27684
Autism Spectrum Disorder and Challenging Behaviours Demonstrated in a Paediatric Hospital Environment

Poster Presentation
Thursday, May 10, 2018: 5:30 PM-7:00 PM
Hall Grote Zaal (de Doelen ICC Rotterdam)
M. J. Mitchell1, K. Williams2 and F. Newall3, (1)Department of Paediatrics, The University of Melbourne; Royal Children's Hospital, Melbourne, Australia, (2)University of Melbourne and Royal Children's Hospital, Melbourne, Australia, (3)Royal Children's Hospital; The University of Melbourne, Melbourne, Australia
Background: Children and young people (referred to as children) with autism spectrum disorder (ASD) often exhibit challenging behaviours which can be magnified in the hospital environment (Johnson, Bekhet, Robinson, & Rodriguez, 2014; Lecavalier, 2006). Challenging behaviours, whether self-directed or directed at parents/ caregivers or staff result in injury and distress for the child (Carroll et al., 2014).

The Code Grey/ Black procedures are two of a series of Emergency Response Codes used in Australian hospitals to provide guidance to staff, patients and their carers with regard to the provision of health care services. A Code Grey will be called “when an individual fails to respond to initial defusing mechanisms undertaken by staff” (Royal Children's Hospital, 2017).

Objectives: The objective of this study is to review data from an Australian tertiary paediatric hospital to understand the proportion of Code Grey/ Black activations that are for children with ASD and the accompanying circumstances.

Methods: The total number of Code Grey/Black activations from 1 July 2016- 30 June 2017 were identified through the Victorian Hospitals Incident Management System (VHIMS). Incidents caused by parents, carers or visitors were removed from the data set. Each remaining incident was reviewed to identify the context, response and outcomes. Patient medical records were reviewed for each incident to describe if the child had a diagnosis of ASD, Intellectual Disability (ID) or both. The Electronic Medical Record (EMR) was also reviewed to decide if the child had an identified behaviour of concern. Descriptive statistics were used to analyse the data.

Results: In one year 675 Code Grey/Black activations occurred with 622 (92%) of these initiated due to the behaviour of a hospitalised child. Aggressive incidents occurred in paediatric mental health units, paediatric wards, emergency department and outpatient clinics and were triggered by 165 patients. Twelve patients triggered more than ten incidents each and contributed to 309 (50%) of all Code Grey activations. Behaviours of concern were known in 85 of the 165 (50%) children who triggered code grey activations.

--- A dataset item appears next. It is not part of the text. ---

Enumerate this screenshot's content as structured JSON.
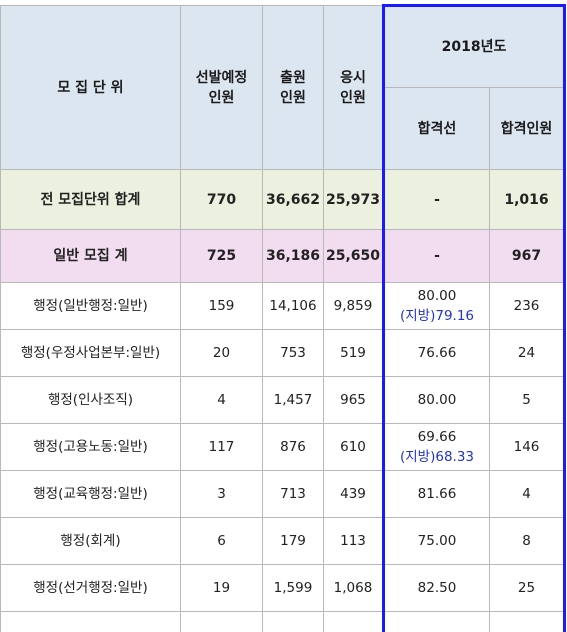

Children with ASD with or without ID triggered 223 (36%) code greys. Of these, 54 were triggered by children with ASD only and 169 by children with ASD and ID. One patient with ASD and ID accounted for 102 Code Grey activations in the 12 month period. Of all patients with ASD who triggered code greys, 85% had known behaviours of concern.

Conclusions: Children with ASD account for 36% of all clinical aggressive incidents at an Australian tertiary paediatric hospital. Challenging behaviours when exhibited in hospital and the resulting staff response, can cause distress or injury to the child and their family and influence future health care use. Understanding the profile of children who trigger Code Grey/ Black incidents will enable targeted clinical strategies and staff training approaches to be developed to reduce the triggers for stress, distress and aggression from patients with ASD & ID. This in turn may result in short and long term benefits for staff, children and their families.